Rabu, 21 Januari 2004

Jangan Lupakan Pembangunan Manusia


Oleh Erwin FS

Secara tiba-tiba pemerintah Amerika Serikat membatalkan pemberian bantuan sebesar  US$ 34 juta untuk masalah kependudukan dan pembangunan kepada United Nations Fund Population (UNFPA). Penundaan bantuan ini berimbas kepada Indonesia karena Indonesia adalah salah satu dari 141 negara yang mendapat bantuan dari UNFPA. Dalam skala dunia, penundaan bantuan ini berarti terhalangnya pencegahan 2 juta kehamilan yang tak diinginkan, 4.700 kematian ibu dan 77.000 kematian bayi dan anak.
Untuk Indonesia, penundaan pemberian bantuan itu berarti terjadinya pembatalan terhadap: kegiatan training 4.648 bidan desa dan 795 dokter, peningkatan kualitas pelayanan kesehatan reproduksi di 1.222 puskesmas, pemberian jasa konseling kepada 41.953 ibu di Aceh, Sumatera Utara dan Kalimantan Barat, kegiatan training kepada 27.850 remaja di 11 Pusat Kegiatan Remaja di 11 kota Indonesia yang berkaitan dengan kesehatan reproduksi, kegiatan mencapai (outreach) 86 titik-titik rawan di 4 propinsi yang bertujuan mencegah penyebaran HIV/AIDS dan STD di kalangan kelompok beresiko tinggi, dana transportasi gawat darurat di 600 desa yang memiliki angka kematian ibu yang tinggi, 2 proyek penelitian mengenai kesehatan reproduksi, kegiatan training dan pengumpulan data mengenai indikator kesehatan reproduksi dan gender di 32 kabupaten.
Dengan hanya melihat dari dana hibah saja, terlihat bahwa begitu banyak hal yang tidak bisa tertangani bila dana itu dibatalkan pemberiannya.
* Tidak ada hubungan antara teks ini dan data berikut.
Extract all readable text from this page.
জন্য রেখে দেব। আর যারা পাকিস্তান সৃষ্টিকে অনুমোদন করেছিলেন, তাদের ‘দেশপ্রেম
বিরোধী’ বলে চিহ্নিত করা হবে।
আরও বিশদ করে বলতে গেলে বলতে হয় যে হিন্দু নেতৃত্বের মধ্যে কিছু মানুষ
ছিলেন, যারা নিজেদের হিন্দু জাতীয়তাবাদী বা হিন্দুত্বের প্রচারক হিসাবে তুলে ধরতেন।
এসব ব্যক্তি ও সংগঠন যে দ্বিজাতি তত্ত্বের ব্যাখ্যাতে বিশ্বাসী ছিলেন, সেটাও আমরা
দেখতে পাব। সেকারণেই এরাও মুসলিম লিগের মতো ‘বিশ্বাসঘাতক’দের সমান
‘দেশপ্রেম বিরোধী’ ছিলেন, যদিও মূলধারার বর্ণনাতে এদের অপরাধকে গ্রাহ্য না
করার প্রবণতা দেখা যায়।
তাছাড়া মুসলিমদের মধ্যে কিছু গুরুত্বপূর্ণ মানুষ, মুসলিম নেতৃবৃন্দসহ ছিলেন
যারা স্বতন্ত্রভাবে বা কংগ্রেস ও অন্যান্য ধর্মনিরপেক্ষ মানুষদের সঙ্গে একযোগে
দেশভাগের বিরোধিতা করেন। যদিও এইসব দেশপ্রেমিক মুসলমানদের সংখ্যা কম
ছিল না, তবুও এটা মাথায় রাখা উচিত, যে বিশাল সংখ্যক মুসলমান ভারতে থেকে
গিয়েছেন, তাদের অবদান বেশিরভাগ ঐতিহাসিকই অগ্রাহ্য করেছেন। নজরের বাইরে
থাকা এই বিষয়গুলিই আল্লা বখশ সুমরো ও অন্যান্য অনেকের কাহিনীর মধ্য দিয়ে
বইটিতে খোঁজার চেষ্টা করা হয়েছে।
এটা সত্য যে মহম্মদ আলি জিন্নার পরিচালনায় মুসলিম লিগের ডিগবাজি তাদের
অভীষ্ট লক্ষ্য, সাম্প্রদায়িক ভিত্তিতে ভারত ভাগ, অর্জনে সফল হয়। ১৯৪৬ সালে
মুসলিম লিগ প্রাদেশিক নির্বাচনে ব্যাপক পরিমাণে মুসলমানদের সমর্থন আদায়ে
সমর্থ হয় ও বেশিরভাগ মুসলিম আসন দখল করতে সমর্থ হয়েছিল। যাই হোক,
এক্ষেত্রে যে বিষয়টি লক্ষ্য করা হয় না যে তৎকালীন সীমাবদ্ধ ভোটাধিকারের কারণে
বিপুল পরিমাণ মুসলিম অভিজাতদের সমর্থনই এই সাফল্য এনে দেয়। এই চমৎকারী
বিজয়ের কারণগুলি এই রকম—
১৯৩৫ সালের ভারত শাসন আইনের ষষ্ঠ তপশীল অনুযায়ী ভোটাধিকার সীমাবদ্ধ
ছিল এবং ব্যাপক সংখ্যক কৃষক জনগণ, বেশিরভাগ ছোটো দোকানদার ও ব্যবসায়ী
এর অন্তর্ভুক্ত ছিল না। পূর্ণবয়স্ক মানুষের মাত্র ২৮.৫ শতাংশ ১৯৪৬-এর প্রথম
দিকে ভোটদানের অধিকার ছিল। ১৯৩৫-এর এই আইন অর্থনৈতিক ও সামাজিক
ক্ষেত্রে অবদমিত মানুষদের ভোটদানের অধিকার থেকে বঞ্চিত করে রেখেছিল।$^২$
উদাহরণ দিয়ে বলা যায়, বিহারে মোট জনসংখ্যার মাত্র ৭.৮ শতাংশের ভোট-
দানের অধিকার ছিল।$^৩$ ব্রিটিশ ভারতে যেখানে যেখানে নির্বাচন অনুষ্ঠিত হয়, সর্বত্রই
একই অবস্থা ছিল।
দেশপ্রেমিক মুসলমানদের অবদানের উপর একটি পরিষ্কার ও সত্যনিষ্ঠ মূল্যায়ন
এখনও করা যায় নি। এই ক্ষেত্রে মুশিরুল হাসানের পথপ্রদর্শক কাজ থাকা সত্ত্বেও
Padahal pembangunan manusia adalah kunci utama bagi suatu negara untuk  menjadi negara yang maju. Namun demikian di luar pemberian dana hibah itu beberapa temuan juga cukup membuat kita terhenyak melihat kondisi Indonesia saat ini.
Menurut laporan UNDP 2001, alokasi untuk pendidikan yang berasal dari PNB (Produk Nasional Bruto) Indonesia hanya sekitar 1,4 persen. Padahal rata-rata dunia mencapai 4,5 persen. Sedangkan menurut Repeta 2003, pada  tahun 2000 jumlah penduduk usia 10 tahun ke atas yang tidak atau belum menamatkan sekolah dasar berjumlah sekitar 34,56 persen. Sedangkan yang menamatkan pendidikan SLTA ke atas hanya sekitar 18,7 persen, dan dari yang telah menamatkan SLTA hanya sekitar 1,7 persen yang menamatkan pendidikan setingkat universitas. Adapun 87,5 persen penduduk usia 19-24 tahun diketahui tidak dapat melanjutkan pendidikan ke perguruan tinggi.
Dalam Profil Kesehatan Indonesia 2001 yang dikeluarkan oleh Depkes, pada tahun 2000 jumlah penduduk yang melek huruf sebesar 89,76 persen. Sedangkan yang buta huruf adalah 10,25 persen (pada tahun 1999 10,21 persen). Perbandingan antara penduduk yang buta huruf di desa dan di kota adalah 13,64 persen berbanding 5,75 persen. Sementara dari segi jender perbandingan antara perempuan dengan laki-laki yang buta huruf adalah 14,16 berbanding 6,31 persen.
Data di atas yang bersumber dari buletin IFPPD edisi Agustus – Oktober 2002 telah menyiratkan bahwa dari bergelimangnya dana untuk sektor keuangan, perhatian terhadap masalah pembangunan manusia dapat diibaratkan dengan prioritas pembangunan lingkungan yang berada jauh di urutan terbelakang. Dampak dari prioritas semacam ini adalah keterpurukan yang tak berkesudahan bagi perekonomian. Meskipun ekonomi bangkit, yang ditandai dengan meningkatnya pertumbuhan ekonomi, belum menjadi jaminan bagi meningkatnya kualitas penduduk Indonesia. Pertumbuhan ekonomi Indonesia yang masih di bawah 5 persen, masih menyisakan peningkatan jumlah pengangguran.
Dalam teori ekonomi, manusia adalah faktor produksi utama. Jika faktor manusia mengalami gangguan dalam melakukan produktivitas, maka akan menimbulkan gangguan pada aktivitas ekonomi secara keseluruhan.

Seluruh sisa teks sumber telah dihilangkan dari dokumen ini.